2021: 166 mm Zellen mit 370 bis 385 Wp, das meist verbaute Modul in der Schweiz

Das am besten verfügbare und am meisten verbaute Modul in der Schweiz 2021 wird ein Solarmodul mit 120 Halbzellen mit 166mm Wafern sein, lieferbar von Longi, Trina und Ja Solar, LG Solar und Soluxtec.

Trend und Ausblick

Den chinesischen Unternehmen zufolge sind Module mit 182 mm Wafer und 210 mm Wafer in den Herstellungskosten den Modulen mit kleineren Wafern deutlich überlegen. Deshalb werden sich Module mit diesen Wafergrössen langfristig durchsetzen. Ich vermute, dass spätestens 2023 Module mit diesen Wafern den Hauptanteil ausmachen werden. Bis Ende des Jahres soll bereits jede zweite Zelle mit einer Grösse von 182 oder 210 mm Zellen produziert werden. Wir werden uns darauf einstellen müssen, dass die Mehrzahl der Module damit ein Breite von 1,10 m bis 1,15 m haben werden.

Trina liefert bereits ab Mai ihr neues Vertexmodul mit gedrittelten 210 mm Zellen und 400 Wp aus. Bis Ende des Jahres wird Trina Solar ihre 210 mm Kapazität auf 40 GWp ausgebaut haben.
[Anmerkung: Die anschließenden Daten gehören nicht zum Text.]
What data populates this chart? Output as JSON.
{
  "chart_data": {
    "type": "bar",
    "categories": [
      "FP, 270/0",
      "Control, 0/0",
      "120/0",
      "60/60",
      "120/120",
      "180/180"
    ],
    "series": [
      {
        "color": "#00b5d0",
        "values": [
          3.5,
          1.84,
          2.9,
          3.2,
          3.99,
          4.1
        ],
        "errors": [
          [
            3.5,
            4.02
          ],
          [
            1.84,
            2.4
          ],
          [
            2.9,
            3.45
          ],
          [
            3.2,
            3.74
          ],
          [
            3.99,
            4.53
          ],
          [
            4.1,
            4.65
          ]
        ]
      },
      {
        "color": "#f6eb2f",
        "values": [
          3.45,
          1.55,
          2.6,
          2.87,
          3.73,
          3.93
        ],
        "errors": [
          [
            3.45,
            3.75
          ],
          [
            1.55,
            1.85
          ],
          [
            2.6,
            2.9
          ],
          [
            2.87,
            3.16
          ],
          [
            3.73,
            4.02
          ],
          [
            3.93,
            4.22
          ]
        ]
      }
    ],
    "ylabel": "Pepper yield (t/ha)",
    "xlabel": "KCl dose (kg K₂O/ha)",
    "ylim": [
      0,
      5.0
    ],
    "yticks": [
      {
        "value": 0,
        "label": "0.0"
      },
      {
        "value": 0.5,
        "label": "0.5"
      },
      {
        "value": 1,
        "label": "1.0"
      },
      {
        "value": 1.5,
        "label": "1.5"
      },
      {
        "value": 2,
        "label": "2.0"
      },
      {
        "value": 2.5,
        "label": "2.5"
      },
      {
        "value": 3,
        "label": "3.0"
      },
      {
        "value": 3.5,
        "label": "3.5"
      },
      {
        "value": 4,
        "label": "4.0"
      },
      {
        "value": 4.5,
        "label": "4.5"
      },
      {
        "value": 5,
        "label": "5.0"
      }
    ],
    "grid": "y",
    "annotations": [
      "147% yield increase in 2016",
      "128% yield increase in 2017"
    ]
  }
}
Ja Solar hat für das dritte Quartal ein 108-zelliges Halbzellenmodul mit 182 mm Wafern und einer Leistung über 400 Wp angekündigt.   Longi setzt aktuell für den Dachbereich komplett auf die Module mit 166 mm Wafer und hat gerade ein längeres Modul mit 132 Halbzellen zur ihrem 120-zelligen Modul angekündigt.

Unser deutscher Hersteller Soluxtec wird spätestens im zweiten Halbjahr ebenfalls Module mit 166 mm und 182 mm Zellen produzieren, hält aber weiter an der Vollzelle fest. LG wird ab April die Produktion von Vollzellen- auf Halbzellenmodulen auf der Basis einer 166 mm Zelle umstellen und dadurch auch Module im Leistungsbereich Richtung 390 Wp anbieten.

Die Modulentwicklung ist getrieben von günstigen Wp-Kosten und den grossen Freilandparks mit mehreren 100 MWp pro Park. Anderseits ergibt sich dadurch auch die Chance von Modulproduzenten in Europa (wie zum Beispiel unsere Marken Soluxtec, Aleo und in bald auch Meyer Burger) besondere Bedürfnisse im Dachmarkt zu befriedigen und eventuell Alternativen zu den doch sehr grossen Modulen zu entwickeln.